Böyle bir dünyada avukatlar ve ahlakçılar, her meseleyi tek başına ele almakta özgürdür; ayak baş parmağının kemiği ayak kemiğine bağlı değildir, ayak kemiği de hiçbir şeye bağlı değildir. Biz, tüm yapının yıkılma tehlikesi içinde olup olmadığını sormaksızın “hukuk kurallarını pekiştirmek için çalışabiliriz.” Sonuçlarından endişe etmeksizin insan hakları dersleri verme eğilimimize sarılabiliriz. Yerine kimin geleceği hakkında fazla düşünmeden Mübarek’in gitmesi için bastırabiliriz; Mısır’da hayali demokrasiye geçişi desteklemeye çalışmak için bir yılımızı harcayabiliriz; stratejik Libya çıkmazında farazi katliamı önleyebiliriz ama stratejik açıdan hayati ehemmiyetteki Suriye’de çok daha büyük katliamı görmezden gelebiliriz.
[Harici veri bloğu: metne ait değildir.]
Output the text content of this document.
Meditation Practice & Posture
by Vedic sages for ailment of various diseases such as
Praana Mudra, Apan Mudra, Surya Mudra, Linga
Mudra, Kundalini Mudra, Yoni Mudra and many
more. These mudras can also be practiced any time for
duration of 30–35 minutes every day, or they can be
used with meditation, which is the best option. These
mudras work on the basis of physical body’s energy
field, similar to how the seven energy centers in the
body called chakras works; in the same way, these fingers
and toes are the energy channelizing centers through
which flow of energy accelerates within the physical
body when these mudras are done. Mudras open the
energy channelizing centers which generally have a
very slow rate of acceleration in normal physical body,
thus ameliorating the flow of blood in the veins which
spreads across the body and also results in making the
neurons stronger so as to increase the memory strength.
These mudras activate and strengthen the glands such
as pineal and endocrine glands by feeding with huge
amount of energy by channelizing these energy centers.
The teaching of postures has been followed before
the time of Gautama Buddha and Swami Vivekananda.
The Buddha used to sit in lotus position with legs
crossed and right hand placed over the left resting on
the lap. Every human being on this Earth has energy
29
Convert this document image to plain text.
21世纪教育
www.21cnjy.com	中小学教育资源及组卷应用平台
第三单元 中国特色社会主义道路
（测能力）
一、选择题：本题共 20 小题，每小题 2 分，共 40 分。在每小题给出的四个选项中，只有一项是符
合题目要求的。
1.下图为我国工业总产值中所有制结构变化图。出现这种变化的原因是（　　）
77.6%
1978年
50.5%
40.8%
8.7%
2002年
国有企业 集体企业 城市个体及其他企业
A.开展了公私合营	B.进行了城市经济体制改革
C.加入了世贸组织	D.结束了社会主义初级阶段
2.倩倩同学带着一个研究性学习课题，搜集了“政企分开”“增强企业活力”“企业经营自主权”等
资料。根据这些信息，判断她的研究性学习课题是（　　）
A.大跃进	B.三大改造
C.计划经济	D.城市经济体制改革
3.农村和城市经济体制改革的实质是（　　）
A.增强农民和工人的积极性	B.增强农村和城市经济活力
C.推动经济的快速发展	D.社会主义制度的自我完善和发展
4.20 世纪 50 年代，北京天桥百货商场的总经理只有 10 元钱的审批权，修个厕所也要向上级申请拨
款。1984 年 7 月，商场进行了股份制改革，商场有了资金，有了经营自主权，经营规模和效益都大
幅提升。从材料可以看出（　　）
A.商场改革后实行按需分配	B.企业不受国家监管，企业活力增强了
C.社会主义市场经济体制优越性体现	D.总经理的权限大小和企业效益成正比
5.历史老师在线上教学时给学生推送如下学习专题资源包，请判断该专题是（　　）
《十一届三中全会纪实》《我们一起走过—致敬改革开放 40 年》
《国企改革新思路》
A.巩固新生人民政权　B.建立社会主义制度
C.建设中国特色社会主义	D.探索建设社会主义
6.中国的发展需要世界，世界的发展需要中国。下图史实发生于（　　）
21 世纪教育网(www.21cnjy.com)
Üstelik bu tamamen biz ve değerlerimiz hakkındadır. Biz zekice bir şey yapar ve başarılı olursak kendimizi iyi hissederiz; bir şeyler kötü giderse de kendimizi kötü hisseder ve bir şeyleri değiştirmeye çalışırız. Ama sonuçlar soyuttur: Uluslararası kuralların kuvvetlenmesi ya da zayıflaması, örneğimizin değeri, bir yönetimin geride bıraktığı anlaşmalar ve muvaffakiyetler “mirası.”

Tüm bir nesil boyunca bizim, dış politikanın hayati çıkarlarımız ve Amerikan halkının güvenlik ve gelişmesine iyi mi geldiği yoksa bunu tehlikeye mi düşürdüğü hakkında çok fazla düşünmemiz gerekmedi. Biz dış politikayı silah altında yapma alışkanlığı edindik ve bunun bir sonucu olarak da biz neler meydana geldiği ve niçin olduğunu idrak etmede pek iyi bir halk değiliz.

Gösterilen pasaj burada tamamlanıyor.